Selama bertahun-tahun bekerja sebagai personal assistant Radev membuat kebebasannya terenggut, sampai ia pun sulit memiliki waktu pribadi untuk mencari pasangan.
Teringat pada Lando yang sudah ditinggalkannya begitu saja sebelum kencan mereka selesai, Starla kembali merasa bersalah, padahal Lando begitu baik padanya.
Starla mengambil ponsel dari dalam tasnya, memutuskan untuk mengirimkan Lando pesan.
“Lan, sebagai ganti malam ini, bagaimana kalau besok kita makan siang bersama? Aku tunggu kabar darimu.”

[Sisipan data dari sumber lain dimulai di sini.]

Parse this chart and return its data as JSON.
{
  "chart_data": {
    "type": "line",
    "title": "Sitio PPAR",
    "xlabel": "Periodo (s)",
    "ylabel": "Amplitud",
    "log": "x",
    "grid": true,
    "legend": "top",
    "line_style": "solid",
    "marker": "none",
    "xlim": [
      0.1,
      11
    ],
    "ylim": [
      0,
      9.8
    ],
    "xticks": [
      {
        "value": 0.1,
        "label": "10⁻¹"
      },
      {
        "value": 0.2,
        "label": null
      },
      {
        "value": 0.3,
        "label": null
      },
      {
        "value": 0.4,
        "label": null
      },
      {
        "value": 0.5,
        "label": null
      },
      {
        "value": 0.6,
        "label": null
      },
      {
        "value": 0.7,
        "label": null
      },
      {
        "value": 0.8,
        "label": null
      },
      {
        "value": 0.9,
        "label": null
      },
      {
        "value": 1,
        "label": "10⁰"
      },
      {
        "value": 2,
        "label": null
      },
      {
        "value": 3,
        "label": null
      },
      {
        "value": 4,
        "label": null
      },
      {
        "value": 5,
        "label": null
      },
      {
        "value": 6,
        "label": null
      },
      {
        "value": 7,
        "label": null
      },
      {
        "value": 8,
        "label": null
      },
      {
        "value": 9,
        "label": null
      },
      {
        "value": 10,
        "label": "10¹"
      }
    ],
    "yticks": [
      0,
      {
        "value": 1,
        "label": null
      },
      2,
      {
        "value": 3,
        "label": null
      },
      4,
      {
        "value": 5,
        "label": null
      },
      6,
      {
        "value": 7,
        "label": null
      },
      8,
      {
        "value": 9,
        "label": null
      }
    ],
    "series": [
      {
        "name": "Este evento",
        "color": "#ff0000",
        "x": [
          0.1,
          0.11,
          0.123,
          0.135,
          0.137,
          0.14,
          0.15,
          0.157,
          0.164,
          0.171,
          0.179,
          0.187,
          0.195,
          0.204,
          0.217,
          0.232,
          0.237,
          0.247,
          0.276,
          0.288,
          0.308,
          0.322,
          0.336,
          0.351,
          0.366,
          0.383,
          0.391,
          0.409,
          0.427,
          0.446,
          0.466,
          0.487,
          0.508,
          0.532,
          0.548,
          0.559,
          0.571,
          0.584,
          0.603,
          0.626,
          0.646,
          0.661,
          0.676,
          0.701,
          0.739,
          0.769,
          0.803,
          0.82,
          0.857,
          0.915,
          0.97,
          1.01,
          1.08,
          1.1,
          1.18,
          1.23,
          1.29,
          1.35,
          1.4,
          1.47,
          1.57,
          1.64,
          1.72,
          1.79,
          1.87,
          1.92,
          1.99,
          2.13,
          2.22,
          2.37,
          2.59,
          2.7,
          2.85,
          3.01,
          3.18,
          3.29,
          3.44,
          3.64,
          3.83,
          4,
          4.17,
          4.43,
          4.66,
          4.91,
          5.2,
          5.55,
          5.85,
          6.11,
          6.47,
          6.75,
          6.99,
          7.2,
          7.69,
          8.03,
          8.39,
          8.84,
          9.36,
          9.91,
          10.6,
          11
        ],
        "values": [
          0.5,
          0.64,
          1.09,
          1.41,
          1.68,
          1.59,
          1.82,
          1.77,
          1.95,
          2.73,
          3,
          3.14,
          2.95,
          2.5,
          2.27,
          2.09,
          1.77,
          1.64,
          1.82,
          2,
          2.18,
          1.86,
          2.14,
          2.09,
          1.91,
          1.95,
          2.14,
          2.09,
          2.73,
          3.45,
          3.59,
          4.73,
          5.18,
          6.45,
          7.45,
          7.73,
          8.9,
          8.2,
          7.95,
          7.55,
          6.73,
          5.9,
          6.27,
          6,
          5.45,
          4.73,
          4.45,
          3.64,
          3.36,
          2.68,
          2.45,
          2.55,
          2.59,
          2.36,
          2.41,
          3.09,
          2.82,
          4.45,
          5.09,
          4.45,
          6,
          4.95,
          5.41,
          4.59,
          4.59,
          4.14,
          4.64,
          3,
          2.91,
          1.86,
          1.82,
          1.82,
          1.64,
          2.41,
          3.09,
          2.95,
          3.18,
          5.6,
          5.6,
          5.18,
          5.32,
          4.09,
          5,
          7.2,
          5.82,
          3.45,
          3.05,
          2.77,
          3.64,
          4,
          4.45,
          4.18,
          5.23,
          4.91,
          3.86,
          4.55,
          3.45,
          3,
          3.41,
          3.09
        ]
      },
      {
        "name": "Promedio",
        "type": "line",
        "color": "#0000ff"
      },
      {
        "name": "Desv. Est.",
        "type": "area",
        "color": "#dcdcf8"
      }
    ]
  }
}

Sesampainya di lokasi Starla langsung melihat Radev di salah satu VIP table. Lelaki itu sedang bersama partner bisnisnya dan dikelilingi banyak wanita.
Starla berdecih. ‘Di mana-mana yang namanya laki-laki sama saja. Asal punya uang mereka bisa membeli wanita manapun.’
Starla kemudian mendekat ke arah gerombolan tersebut. Melihat sang sekretaris datang, Radev langsung mengenalkan pada rekannya.
“Pak Johan, Pak Doni, kenalkan ini Starla, asisten saya.”
Starla mengulurkan tangannya untuk berjabatan. Ia tersenyum sopan. Namun, Starla merasa tidak nyaman saat Johan menyambut tangannya dengan gestur seduktif dan melirik nakal menggodanya.
“Jadi ini sekretaris plus-plus Pak Radev? Kapan-kapan kalau saya mau nyoba boleh kali ya?”
Rahang Radev mengeras begitu mendengar ucapan salah satu rekan bisnisnya.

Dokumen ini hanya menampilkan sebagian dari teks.